Now, back to my daughter's situation, the 'lucky' situation. She starts her new job this week and there is a 60-day waiting period before her benefits kick in. As physicians, her father and I know all too well the risk of being without insurance for 2 months. A single illness, injury or accident can send someone without insurance into extreme debt. This can, in turn, affect one's credit rating, one's ability to manage other unexpected expenses, and one's mental health. So she will use COBRA from her last employer in Austin for 2 months. COBRA will cost $700/month, but she needs to have it to cover any emergencies, as well as her usual daily medication, for the next 60 days. One of her medications requires a 'prior authorization' from her insurance company. So she will need to see a new doctor in Philly, who will have to begin a new 'prior auth' request, even though she has been doing well on the medication for years. Not only is it extra work for her new doctor, but if the insurance company is slow in authorizing the drug, she may have a gap in her medication use, which will likely destabilize her medical issues.

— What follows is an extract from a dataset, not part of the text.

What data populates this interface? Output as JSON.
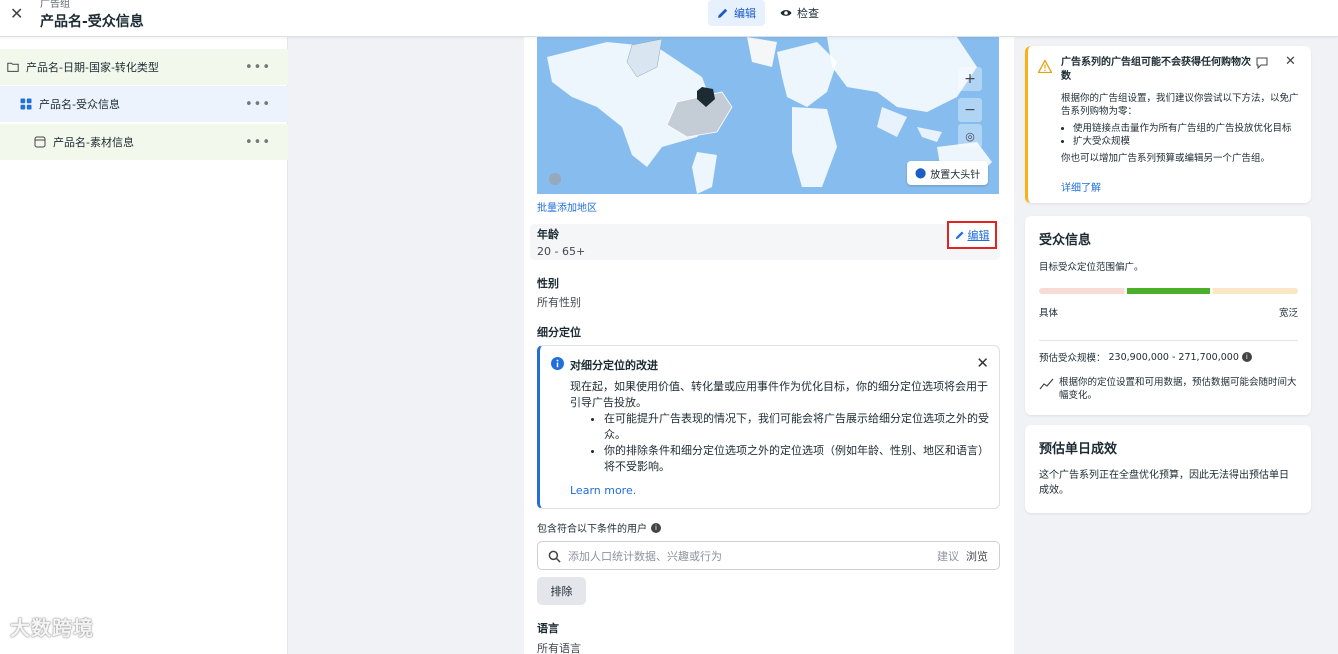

I will also mention that she is lucky in that her parents have an 'in' to new doctors for her.

Finding a new primary care doctor is a whole job of its own, and it often takes months to get an appointment once one is located. Without a primary care doctor, no prior authorization, and thus no medication...

You see what I'm saying. Our system - payment, appointments, prescriptions--is very far from user friendly. Given 'gig economy', geographical relocations, and job changes, it seems crazy that health insurance is so tightly tied to employment. It makes no sense in our current society. Some form of portable universal coverage is what makes sense, and I still doubt that it will happen during my time on earth.